Segundo fontes, o ex-príncipe teve uma “jogada emblemática” na hora de trazer as mulheres de volta ao palácio. O Daily Beast informou que duas fontes anônimas disseram que o duque “deixaria as mulheres sentarem-se em tronos na Sala do Trono do Palácio de Buckingham, incluindo aquela reservada para sua mãe, a Rainha Elizabeth II”.

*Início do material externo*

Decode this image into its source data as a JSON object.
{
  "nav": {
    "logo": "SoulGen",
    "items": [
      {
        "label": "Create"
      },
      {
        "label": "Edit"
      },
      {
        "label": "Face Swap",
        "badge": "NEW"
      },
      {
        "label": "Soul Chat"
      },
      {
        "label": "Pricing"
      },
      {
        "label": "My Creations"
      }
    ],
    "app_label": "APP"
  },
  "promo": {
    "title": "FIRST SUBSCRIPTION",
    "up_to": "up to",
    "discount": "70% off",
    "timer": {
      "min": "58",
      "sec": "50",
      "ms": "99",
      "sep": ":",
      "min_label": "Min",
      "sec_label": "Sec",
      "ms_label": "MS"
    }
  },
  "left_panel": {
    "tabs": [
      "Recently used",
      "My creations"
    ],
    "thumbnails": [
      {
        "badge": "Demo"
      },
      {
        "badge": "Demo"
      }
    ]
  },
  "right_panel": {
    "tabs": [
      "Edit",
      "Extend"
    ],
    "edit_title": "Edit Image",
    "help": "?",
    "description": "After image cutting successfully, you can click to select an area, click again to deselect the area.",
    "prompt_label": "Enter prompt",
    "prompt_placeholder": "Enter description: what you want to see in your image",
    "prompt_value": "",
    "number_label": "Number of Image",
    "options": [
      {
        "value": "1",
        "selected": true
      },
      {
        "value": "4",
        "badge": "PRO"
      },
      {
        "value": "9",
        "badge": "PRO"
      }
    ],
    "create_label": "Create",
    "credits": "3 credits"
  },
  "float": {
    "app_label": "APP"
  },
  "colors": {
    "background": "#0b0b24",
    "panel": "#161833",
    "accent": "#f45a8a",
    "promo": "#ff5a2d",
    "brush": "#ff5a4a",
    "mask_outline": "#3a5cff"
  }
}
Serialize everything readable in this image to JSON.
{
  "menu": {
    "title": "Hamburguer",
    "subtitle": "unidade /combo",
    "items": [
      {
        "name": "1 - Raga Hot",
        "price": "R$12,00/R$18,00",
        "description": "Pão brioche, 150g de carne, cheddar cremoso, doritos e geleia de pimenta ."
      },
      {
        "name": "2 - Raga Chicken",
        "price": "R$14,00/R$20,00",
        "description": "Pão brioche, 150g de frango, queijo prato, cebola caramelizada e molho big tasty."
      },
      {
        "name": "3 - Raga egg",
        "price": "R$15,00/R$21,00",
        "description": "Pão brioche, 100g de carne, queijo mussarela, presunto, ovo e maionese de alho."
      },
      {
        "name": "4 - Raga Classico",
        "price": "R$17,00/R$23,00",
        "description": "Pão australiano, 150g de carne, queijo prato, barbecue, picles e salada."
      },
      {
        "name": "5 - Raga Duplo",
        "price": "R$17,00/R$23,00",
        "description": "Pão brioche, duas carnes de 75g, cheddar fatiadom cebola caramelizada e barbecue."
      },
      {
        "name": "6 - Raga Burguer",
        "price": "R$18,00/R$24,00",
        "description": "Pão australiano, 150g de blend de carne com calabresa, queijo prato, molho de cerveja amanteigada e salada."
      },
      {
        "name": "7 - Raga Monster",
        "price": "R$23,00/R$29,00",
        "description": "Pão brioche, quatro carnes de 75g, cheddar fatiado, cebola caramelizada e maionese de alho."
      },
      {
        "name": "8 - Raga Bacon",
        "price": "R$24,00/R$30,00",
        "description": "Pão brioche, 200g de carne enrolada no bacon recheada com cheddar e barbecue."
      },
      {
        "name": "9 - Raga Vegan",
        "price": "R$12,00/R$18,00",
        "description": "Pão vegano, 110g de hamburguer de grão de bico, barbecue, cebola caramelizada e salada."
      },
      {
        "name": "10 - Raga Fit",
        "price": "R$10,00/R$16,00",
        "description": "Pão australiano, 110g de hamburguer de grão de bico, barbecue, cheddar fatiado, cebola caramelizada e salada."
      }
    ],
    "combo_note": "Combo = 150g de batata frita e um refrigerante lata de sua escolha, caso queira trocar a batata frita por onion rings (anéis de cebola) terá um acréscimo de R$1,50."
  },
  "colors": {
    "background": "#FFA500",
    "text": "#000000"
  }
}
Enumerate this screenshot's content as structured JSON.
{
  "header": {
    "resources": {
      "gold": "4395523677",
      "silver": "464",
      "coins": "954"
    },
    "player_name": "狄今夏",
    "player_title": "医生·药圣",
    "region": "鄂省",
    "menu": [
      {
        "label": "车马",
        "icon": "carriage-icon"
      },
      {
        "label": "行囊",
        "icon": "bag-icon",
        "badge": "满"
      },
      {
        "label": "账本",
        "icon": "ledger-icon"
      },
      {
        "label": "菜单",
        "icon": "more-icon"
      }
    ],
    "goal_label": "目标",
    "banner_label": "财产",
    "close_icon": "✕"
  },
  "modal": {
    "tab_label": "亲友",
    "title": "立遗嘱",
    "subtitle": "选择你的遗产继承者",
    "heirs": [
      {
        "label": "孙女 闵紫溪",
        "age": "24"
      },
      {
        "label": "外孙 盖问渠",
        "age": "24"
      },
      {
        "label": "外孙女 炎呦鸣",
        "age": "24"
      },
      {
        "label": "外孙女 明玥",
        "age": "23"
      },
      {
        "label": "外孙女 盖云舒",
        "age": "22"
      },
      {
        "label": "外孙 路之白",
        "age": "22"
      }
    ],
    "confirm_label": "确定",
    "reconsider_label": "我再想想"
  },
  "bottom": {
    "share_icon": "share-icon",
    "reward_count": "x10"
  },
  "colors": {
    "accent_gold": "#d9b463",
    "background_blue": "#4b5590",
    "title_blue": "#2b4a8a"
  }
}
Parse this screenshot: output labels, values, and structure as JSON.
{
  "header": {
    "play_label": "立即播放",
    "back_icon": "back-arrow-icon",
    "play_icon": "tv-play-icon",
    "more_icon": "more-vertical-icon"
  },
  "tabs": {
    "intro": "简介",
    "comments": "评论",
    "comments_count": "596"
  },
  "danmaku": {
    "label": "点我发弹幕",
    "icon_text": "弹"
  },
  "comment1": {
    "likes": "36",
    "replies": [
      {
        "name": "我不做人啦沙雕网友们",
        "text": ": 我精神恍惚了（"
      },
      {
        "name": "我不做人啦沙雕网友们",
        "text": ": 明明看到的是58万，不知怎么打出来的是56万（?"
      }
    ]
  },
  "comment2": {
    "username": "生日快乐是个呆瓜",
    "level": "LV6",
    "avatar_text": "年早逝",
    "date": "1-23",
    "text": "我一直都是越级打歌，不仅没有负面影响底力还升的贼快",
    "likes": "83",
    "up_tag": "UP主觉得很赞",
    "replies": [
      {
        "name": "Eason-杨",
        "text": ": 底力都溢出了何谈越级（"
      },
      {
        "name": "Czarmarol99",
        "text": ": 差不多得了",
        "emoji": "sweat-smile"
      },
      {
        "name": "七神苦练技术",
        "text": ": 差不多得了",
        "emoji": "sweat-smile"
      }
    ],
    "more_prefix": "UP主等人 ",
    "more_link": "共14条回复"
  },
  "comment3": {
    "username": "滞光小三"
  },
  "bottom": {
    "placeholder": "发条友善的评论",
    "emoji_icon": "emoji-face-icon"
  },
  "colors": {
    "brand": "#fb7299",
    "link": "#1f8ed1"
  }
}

Uma fonte separada disse ao canal que “todos pensam que são a única pessoa que pode sentar-se no trono. Ele faz isso com todos que tenta atrair”. Andrew também supostamente deixou pelo menos uma mulher acenar da famosa varanda. Uma mulher anônima afirmou: “Ficou imediatamente claro que eu havia sido trazida para o jantar como objeto sexual. Andrew sentou-se ao meu lado no sofá e continuou estendendo a mão para segurar minha mão”.

Enquanto isso, o especialista real Afua Acheampong-Hagan diz que a Família Real está ficando sem opções quando se trata de se distanciar de Andrew, e uma declaração pública pode ser a única opção. Especialmente depois que o primeiro-ministro Keir Starmer sugeriu que o ex-duque deveria testemunhar perante o Congresso dos EUA.

“Essa é a questão: o que mais você pode fazer para se distanciar dessa história?” ele diz do rei Charles. “Ele pseudo-despojou Andrew de seus títulos e o está exilando no Sandringham Estate.

“O próximo passo seria talvez o rei fazer algum tipo de declaração sobre isso. A declaração que recebemos do Palácio de Buckingham quando nos disseram que Andrew estava se mudando da Royal Lodge, quando disseram que éramos sobreviventes de qualquer tipo de violência, nos deu uma pista sobre de que lado eles estavam, ou seja, de que lado eles estavam.

“Penso que Andrew, à medida que isto avança, terá de chegar um ponto em que a Família Real dirá mais, porque se trata de alguém que está dentro das suas fileiras, que foi protegido pela família e alguém que continuará a viver – sabemos que é o financiamento privado do Rei e a sua riqueza privada – mas continuará a estar associado à Família Real.

“Talvez chegue um ponto em que eles precisem ser capazes de dizer que realmente queremos mais responsabilidade, ou que lamentamos o fato de termos protegido alguém por tanto tempo. Acho que talvez chegará um ponto em que a Família Real terá que fazer mais.”